Merkel responded to the accusations later in the day, releasing a short statement through her spokesperson, who said that the ex-chancellor still “stands by her decisions in relation to the 2008 NATO summit in Bucharest.” The US-led bloc formally acknowledged Ukraine’s and Georgia’s aspirations in the 2008 Bucharest Summit Declaration, agreeing the two countries would eventually become members of the alliance, yet did not actually put such plans in motion.
At the same time, Merkel condemned the mass killings in Bucha, a town northwest of Kiev, where multiple dead civilians were found. While Kiev and top Western officials were quick to blame Moscow for the purported mass killing, Russia has strongly denied its involvement, suggesting the whole affair was “a provocation.”
“In view of the atrocities uncovered in Bucha and other places in Ukraine, all efforts by the government and the international community to stand by Ukraine’s side and to bring an end to Russia’s barbarism and war against Ukraine have the former chancellor’s full support,” Merkel stated.

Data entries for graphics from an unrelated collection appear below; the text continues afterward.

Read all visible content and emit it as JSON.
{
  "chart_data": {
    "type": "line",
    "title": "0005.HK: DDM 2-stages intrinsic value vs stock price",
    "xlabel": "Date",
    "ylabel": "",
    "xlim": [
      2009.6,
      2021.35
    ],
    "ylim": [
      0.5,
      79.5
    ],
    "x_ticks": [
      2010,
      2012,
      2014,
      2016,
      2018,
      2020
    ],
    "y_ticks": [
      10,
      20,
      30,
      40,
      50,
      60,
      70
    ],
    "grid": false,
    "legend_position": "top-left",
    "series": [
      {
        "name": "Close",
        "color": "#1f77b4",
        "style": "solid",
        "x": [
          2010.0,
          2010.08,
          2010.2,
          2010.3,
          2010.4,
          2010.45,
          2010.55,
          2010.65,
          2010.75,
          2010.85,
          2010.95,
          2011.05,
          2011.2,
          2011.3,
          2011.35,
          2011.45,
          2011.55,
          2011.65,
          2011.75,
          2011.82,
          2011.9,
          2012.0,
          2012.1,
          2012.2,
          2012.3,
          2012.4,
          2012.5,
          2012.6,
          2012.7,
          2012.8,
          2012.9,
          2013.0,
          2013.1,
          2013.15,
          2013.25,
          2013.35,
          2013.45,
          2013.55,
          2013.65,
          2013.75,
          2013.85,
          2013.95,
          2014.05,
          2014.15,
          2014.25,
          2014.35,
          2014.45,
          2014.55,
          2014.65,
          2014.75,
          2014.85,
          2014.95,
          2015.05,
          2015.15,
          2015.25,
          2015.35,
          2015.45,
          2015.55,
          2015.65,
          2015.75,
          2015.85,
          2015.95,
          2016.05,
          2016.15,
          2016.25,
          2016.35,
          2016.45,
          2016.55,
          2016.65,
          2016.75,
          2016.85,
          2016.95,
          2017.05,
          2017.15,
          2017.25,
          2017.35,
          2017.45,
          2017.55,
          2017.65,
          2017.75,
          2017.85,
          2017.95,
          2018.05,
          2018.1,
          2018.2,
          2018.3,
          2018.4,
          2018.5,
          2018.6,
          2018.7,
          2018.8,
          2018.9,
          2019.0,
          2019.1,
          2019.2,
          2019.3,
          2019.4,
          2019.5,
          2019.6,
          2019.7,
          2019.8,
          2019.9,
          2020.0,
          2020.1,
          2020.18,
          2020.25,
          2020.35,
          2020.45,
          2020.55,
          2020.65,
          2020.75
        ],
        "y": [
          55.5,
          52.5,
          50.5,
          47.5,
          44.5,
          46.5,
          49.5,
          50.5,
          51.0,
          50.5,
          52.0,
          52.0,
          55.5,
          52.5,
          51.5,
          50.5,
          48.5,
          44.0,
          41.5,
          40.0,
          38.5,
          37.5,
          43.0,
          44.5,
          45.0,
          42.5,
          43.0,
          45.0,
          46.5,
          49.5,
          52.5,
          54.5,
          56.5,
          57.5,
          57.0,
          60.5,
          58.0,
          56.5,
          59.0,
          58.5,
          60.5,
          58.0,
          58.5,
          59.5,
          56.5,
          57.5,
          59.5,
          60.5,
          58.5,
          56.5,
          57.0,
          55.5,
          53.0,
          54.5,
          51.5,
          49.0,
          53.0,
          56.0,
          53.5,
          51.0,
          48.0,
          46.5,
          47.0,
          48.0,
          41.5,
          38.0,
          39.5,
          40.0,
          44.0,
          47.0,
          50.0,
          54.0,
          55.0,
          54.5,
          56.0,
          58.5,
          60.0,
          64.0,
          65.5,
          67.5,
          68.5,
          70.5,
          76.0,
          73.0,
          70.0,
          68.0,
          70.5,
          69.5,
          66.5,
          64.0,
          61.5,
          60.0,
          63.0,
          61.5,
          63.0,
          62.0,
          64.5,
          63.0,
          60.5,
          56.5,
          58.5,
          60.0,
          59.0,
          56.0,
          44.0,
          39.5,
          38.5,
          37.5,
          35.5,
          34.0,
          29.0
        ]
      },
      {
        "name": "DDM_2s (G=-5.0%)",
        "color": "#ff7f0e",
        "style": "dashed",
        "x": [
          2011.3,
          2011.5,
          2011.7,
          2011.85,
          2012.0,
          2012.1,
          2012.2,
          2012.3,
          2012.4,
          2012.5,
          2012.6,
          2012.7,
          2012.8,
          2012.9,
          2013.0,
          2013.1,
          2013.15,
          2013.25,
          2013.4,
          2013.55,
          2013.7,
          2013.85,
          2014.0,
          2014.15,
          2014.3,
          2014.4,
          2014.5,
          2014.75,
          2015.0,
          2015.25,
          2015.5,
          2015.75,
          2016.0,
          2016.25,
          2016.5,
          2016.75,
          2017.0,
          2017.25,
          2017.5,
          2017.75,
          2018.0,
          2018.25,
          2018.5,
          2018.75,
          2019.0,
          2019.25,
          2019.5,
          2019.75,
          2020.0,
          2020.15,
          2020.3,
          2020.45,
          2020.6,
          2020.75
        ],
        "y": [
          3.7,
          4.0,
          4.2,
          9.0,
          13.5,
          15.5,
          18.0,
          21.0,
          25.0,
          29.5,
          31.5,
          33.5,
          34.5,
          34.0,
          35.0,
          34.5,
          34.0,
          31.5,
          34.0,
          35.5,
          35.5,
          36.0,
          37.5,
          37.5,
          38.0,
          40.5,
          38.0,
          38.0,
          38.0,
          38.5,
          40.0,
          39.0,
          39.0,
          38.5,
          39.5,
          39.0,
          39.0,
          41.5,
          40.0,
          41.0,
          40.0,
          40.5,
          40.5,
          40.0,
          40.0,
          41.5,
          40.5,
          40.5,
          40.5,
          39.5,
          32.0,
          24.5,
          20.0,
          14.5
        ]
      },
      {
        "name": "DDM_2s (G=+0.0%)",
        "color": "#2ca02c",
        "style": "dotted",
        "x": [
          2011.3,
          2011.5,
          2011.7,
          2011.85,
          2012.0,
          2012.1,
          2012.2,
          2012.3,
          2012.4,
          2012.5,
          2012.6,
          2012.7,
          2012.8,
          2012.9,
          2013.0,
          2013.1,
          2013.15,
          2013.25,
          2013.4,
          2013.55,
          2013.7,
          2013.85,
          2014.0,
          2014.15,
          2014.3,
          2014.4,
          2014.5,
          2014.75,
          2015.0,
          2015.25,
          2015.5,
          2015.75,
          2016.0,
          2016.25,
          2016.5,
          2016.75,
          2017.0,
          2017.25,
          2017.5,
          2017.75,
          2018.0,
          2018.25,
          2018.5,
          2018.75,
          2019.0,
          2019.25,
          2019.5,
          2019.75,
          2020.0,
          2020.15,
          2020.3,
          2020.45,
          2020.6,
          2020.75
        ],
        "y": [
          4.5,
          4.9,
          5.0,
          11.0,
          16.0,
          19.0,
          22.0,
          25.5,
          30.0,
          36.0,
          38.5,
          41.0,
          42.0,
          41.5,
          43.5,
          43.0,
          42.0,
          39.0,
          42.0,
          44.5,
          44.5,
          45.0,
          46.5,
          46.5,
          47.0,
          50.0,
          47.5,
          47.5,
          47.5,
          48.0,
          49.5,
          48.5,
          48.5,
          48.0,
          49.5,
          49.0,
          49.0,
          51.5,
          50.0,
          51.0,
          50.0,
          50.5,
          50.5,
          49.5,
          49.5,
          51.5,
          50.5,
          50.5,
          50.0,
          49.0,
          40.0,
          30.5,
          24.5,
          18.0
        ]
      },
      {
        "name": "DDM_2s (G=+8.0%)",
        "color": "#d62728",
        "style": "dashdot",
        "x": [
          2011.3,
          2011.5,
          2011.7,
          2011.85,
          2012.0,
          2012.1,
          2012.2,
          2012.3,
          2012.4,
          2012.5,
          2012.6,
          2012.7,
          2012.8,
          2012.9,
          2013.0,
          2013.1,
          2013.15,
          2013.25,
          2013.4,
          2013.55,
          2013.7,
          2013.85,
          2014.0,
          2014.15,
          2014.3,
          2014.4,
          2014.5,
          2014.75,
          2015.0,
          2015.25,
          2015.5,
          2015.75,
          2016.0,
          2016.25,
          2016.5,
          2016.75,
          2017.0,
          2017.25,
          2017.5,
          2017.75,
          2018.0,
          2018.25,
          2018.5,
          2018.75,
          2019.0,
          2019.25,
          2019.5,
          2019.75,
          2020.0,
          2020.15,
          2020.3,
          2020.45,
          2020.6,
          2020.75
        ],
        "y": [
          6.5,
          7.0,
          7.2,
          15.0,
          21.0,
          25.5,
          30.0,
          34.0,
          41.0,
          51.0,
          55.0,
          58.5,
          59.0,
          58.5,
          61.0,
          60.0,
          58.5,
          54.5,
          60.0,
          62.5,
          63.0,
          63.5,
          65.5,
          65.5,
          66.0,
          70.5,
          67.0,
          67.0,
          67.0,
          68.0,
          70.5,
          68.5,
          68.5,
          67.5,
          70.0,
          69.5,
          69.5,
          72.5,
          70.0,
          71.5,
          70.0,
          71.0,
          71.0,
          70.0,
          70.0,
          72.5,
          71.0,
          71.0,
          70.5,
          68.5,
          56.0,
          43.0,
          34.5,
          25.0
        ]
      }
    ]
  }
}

Moscow launched a large-scale offensive against Ukraine in late February, following Ukraine’s failure to implement the terms of the Minsk agreements signed in 2014, and Russia’s eventual recognition of the Donbass republics in Donetsk and Lugansk. The German and French brokered protocols had been designed to regularize the status of those regions within the Ukrainian state.
Russia has now demanded that Ukraine officially declare itself a neutral country that will never join the US-led NATO military alliance. Kiev insists the Russian offensive was completely unprovoked and has denied claims it was planning to retake the two republics by force.